= Human dynamics =

Human dynamics refer to a branch of complex systems research in statistical physics such as the movement of crowds and queues and other systems of complex human interactions including statistical modelling of human networks, including interactions over communications networks.

==Academic research==

Human Dynamics as a branch of statistical physics: Its main goal is to understand human behavior using methods originally developed in statistical physics. Research in this area started to gain momentum in 2005 after the publication of A.-L. Barabási's seminal paper The origin of bursts and heavy tails in human dynamics. that introduced a queuing model that was alleged to be capable of explaining the long tailed distribution of inter event times that naturally occur in human activity.

This paper spurred a burst of activity in this new area leading to not only further theoretical development of the Barabasi model, its experimental verification in several different activities and the beginning of interest in using proxy tools, such as web server logs., cell phone records and even the rate at which registration to a major international conference occurs and the distance and rate people around the globe commute from home to work.

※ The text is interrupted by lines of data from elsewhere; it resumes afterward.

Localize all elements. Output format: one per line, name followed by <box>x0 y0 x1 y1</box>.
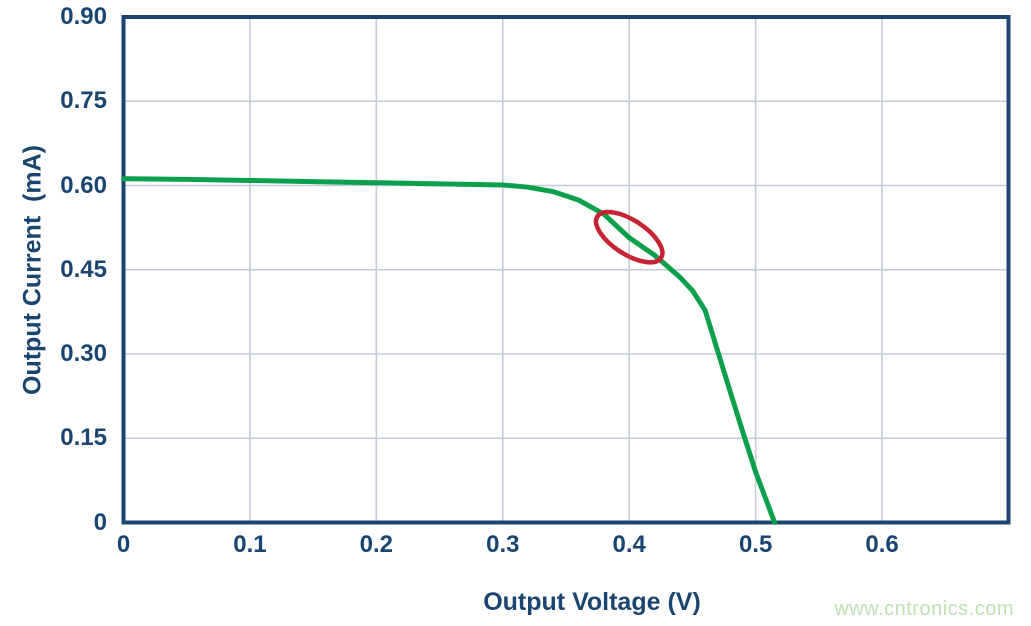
y-tick-label: 0.90 <box>60 3 107 30</box>
y-tick-label: 0.45 <box>60 255 107 283</box>
y-tick-label: 0 <box>93 508 107 536</box>
x-tick-label: 0.2 <box>359 531 394 558</box>
x-tick-label: 0.3 <box>486 531 520 558</box>
plot-frame <box>121 15 1011 525</box>
y-tick-label: 0.30 <box>60 340 107 367</box>
y-tick-label: 0.60 <box>60 171 107 199</box>
iv-curve-line <box>121 176 778 525</box>
x-tick-label: 0.6 <box>865 531 899 558</box>
x-tick-label: 0.5 <box>738 531 773 558</box>
x-axis-title: Output Voltage (V) <box>483 588 701 616</box>
x-tick-label: 0.4 <box>612 531 646 558</box>
y-axis-title: Output Current (mA) <box>18 145 47 395</box>
y-tick-label: 0.75 <box>60 87 107 115</box>
watermark-text: www.cntronics.com <box>834 598 1014 620</box>
y-tick-label: 0.15 <box>60 424 107 452</box>
x-tick-label: 0.1 <box>233 531 267 558</box>
x-tick-label: 0 <box>116 531 131 558</box>
operating-point-ellipse-annotation <box>593 209 665 265</box>
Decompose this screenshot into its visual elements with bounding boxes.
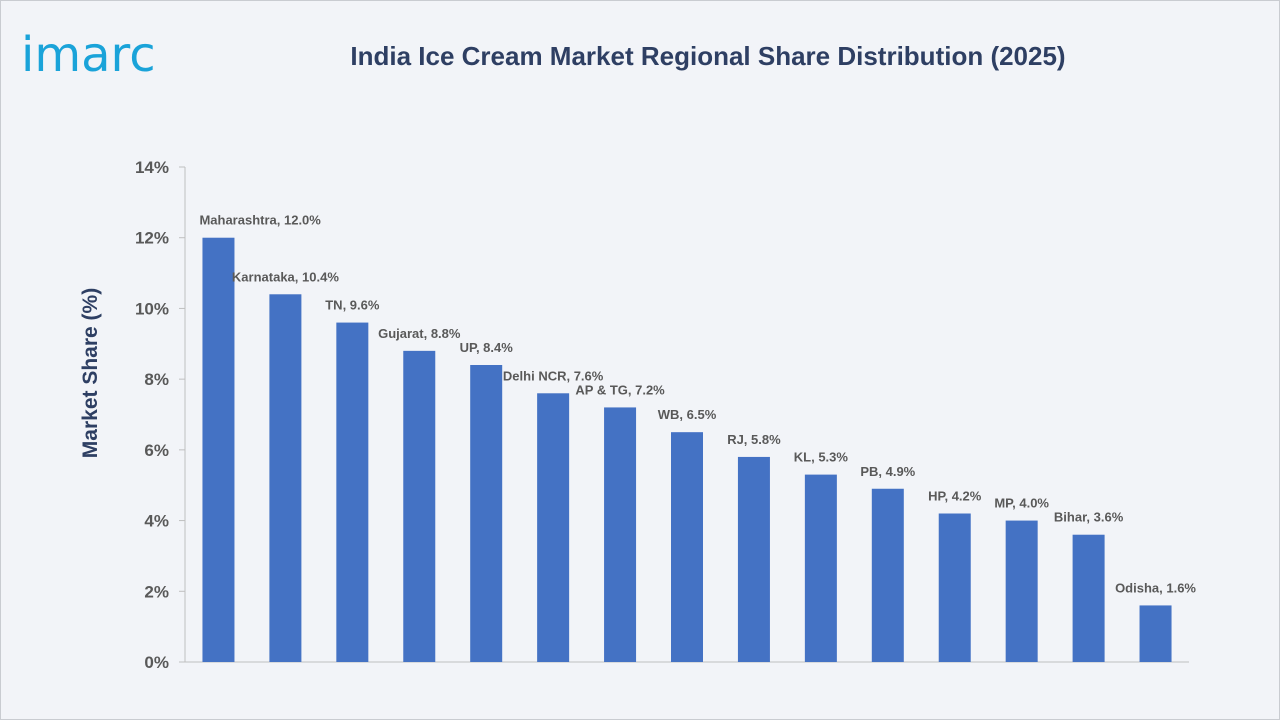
data-label: Bihar, 3.6% [1054, 510, 1124, 525]
bar [269, 294, 302, 662]
y-tick-label: 4% [144, 512, 169, 531]
data-label: TN, 9.6% [325, 298, 380, 313]
bar [1139, 605, 1172, 662]
data-label: Delhi NCR, 7.6% [503, 368, 604, 383]
data-label: WB, 6.5% [658, 407, 717, 422]
y-tick-label: 6% [144, 441, 169, 460]
bar [604, 407, 637, 662]
bar [804, 474, 837, 662]
y-tick-label: 8% [144, 370, 169, 389]
bar [938, 513, 971, 662]
bar [1072, 534, 1105, 662]
data-label: UP, 8.4% [460, 340, 514, 355]
data-label: Gujarat, 8.8% [378, 326, 461, 341]
data-label: PB, 4.9% [860, 464, 915, 479]
bar [871, 488, 904, 662]
bar [403, 350, 436, 662]
data-label: Karnataka, 10.4% [232, 269, 339, 284]
y-axis-title: Market Share (%) [79, 288, 102, 458]
bar [202, 237, 235, 662]
bar [470, 365, 503, 662]
chart-title: India Ice Cream Market Regional Share Di… [350, 41, 1066, 71]
bar [537, 393, 570, 662]
y-tick-label: 14% [135, 158, 169, 177]
data-label: AP & TG, 7.2% [575, 382, 665, 397]
bar [336, 322, 369, 662]
y-tick-label: 0% [144, 653, 169, 672]
bar [671, 432, 703, 662]
y-tick-label: 2% [144, 582, 169, 601]
y-tick-label: 10% [135, 299, 169, 318]
bar [737, 456, 770, 662]
data-label: Odisha, 1.6% [1115, 580, 1196, 595]
imarc-logo: imarc [21, 27, 156, 83]
data-label: HP, 4.2% [928, 489, 982, 504]
bar [1005, 520, 1038, 662]
data-label: KL, 5.3% [794, 450, 849, 465]
data-label: MP, 4.0% [994, 496, 1049, 511]
data-label: RJ, 5.8% [727, 432, 781, 447]
data-label: Maharashtra, 12.0% [199, 213, 321, 228]
y-tick-label: 12% [135, 229, 169, 248]
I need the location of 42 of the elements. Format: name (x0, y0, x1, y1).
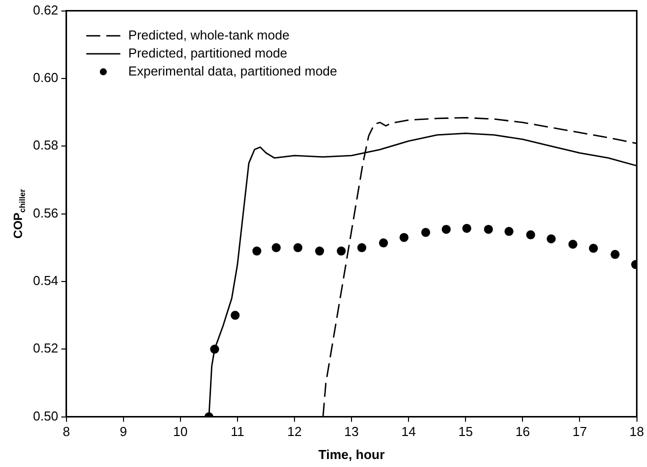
legend-label: Experimental data, partitioned mode (128, 63, 338, 78)
point (252, 246, 262, 256)
x-tick-label: 9 (120, 424, 127, 440)
point (546, 234, 556, 244)
point (568, 240, 578, 249)
point (610, 250, 620, 259)
point (484, 224, 493, 234)
y-tick-label: 0.50 (32, 408, 58, 424)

In recent years there has been a growing appetite for access to new data sources that might prove useful in quantifying and understanding human behavior both at the individual and collective scales.

==Other usage==

The term Human Dynamics or Human Dynamics as Personality Dynamics has also been used to describe a framework for understanding people and is applied in a technique aimed at education and team building. It is pioneered by Sandra Seagal and David Horne. It is a study of the ways in which we process information related to the balance of Physical, Emotional, and Mental components of our experiences. It has been subject to some skepticism, having been described in a Dutch newspaper as a personality course with esoteric (occult) roots.